An emerging artificial intelligence algorithm, developed to estimate volumetric breast density from 3D-reconstructed digital breast tomosynthesis images, could potentially facilitate individual risk assessments for breast cancer.
An artificial intelligence (AI) algorithm developed to estimate volumetric breast density (VBD) from three-dimensional (3D)-reconstructed digital breast tomosynthesis (DBT) images showed potential in a study presented at the Radiological Society of North America (RSNA) 2022 Annual Meeting. Moreover, researchers found that the algorithm’s VBD estimation (which does not require raw image data) and body mass index (BMI) were associated with breast cancer risk.
“Such a tool can enable large retrospective epidemiological and personalized risk assessments of breast density with DBT,” said Vinayak Ahluwalia, B.S.E., an M.D. candidate at the Perelman School of Medicine at the University of Pennsylvania, Philadelphia, and colleagues.
While the use of DBT is increasing in breast cancer screening, current methods estimate VBD from two-dimensional (2D) images and often require raw DBT data, which is rarely stored by clinical centers. In this study, Ahluwalia and colleagues developed a computational tool based on deep learning for the assessment of VBD using only 3D-reconstructed DBT images. They also analyzed the ability of the tool to perform individualized breast cancer risk assessment.

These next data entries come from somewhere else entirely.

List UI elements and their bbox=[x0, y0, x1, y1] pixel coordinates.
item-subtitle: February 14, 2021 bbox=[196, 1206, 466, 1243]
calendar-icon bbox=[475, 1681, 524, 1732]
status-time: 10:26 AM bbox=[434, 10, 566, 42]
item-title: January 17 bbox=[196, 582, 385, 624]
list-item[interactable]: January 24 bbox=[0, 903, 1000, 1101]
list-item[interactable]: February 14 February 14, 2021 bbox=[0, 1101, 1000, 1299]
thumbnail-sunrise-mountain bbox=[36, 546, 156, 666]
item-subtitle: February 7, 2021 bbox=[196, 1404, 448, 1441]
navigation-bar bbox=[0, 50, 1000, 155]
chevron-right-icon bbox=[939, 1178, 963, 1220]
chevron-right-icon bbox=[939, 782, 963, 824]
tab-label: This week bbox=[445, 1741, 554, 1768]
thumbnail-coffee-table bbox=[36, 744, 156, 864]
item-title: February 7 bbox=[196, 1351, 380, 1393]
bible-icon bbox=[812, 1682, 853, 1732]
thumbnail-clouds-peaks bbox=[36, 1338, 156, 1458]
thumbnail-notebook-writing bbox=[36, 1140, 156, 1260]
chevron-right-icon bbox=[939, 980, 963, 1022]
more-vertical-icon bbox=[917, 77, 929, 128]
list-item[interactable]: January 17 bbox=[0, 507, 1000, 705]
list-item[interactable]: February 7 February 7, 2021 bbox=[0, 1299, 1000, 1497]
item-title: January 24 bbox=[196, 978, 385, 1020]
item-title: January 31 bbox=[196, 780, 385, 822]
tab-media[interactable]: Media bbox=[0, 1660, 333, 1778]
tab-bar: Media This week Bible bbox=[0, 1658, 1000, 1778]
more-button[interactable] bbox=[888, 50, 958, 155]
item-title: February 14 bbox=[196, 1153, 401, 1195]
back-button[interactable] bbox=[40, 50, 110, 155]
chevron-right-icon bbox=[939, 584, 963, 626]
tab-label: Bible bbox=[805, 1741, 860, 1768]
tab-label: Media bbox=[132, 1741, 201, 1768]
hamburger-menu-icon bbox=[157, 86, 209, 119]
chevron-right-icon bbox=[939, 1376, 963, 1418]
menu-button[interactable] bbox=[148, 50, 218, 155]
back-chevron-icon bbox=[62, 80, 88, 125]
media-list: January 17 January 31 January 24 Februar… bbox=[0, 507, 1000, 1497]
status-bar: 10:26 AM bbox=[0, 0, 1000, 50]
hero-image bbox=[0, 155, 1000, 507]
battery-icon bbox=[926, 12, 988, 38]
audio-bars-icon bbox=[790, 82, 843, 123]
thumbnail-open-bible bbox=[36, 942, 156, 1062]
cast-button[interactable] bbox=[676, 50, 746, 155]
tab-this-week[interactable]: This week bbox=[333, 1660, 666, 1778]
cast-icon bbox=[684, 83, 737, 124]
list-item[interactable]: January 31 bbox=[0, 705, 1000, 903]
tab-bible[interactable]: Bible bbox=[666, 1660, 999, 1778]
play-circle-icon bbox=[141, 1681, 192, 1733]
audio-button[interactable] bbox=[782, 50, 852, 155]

The study included data from 1,080 negative DBT screening exams obtained between September 2011 and November 2016 from the Hospital of the University of Pennsylvania. Both 2D raw and 3D-reconstructed DBT images were available in craniocaudal and mediolateral oblique views, with 7,850 views in total. The mean age of the participants was 57 years, the mean BMI was 28.7 kg/m2 and the racial makeup of the cohort was 41.2 percent White, 54.2 percent Black and 4.6 percent other individuals. The researchers generated corresponding 3D reference-standard tissue segmentations from previously validated software that employed both 3D reconstructed slices and raw 2D DBT data.
Ahluwalia and colleagues trained a 3D deep learning model that used U-Net architecture to create a three-label image segmentation task for background, dense tissue, and fatty tissue. The dataset was randomly divided into training (70 percent), validation (15 percent) and test (15 percent) sets. The labels were evaluated overall and separately with the weighted Dice score (DSC), with 0 signifying no overlap and 1 signifying perfect overlap.
When the AI algorithm was evaluated on an independent testing set, it achieved unweighted DSC of 78 percent and weighted DSC of 56 percent. The algorithm accurately segmented the three labels of background, fatty tissue, and dense tissue with respective DSCs of 94 percent, 89 percent, and 49 percent. The AI algorithm performed similarly among racial groups, according to the study.
The researchers also evaluated whether the VBD estimated from the algorithm and BMI were associated with breast cancer risk in an independent case-control set of 193 patients who developed breast cancer and 714 control patients from the same hospital system. The results showed that VBD (odds ratio of 1.27) and BMI (odds ratio of 1.37) were statistically significant factors in individualized breast cancer prediction.
“We have created an AI algorithm for estimating VBD from 3D-reconstructed DBT images that does not require the use of raw image data and could aid in predicting an individual’s risk of breast cancer,” noted the study authors.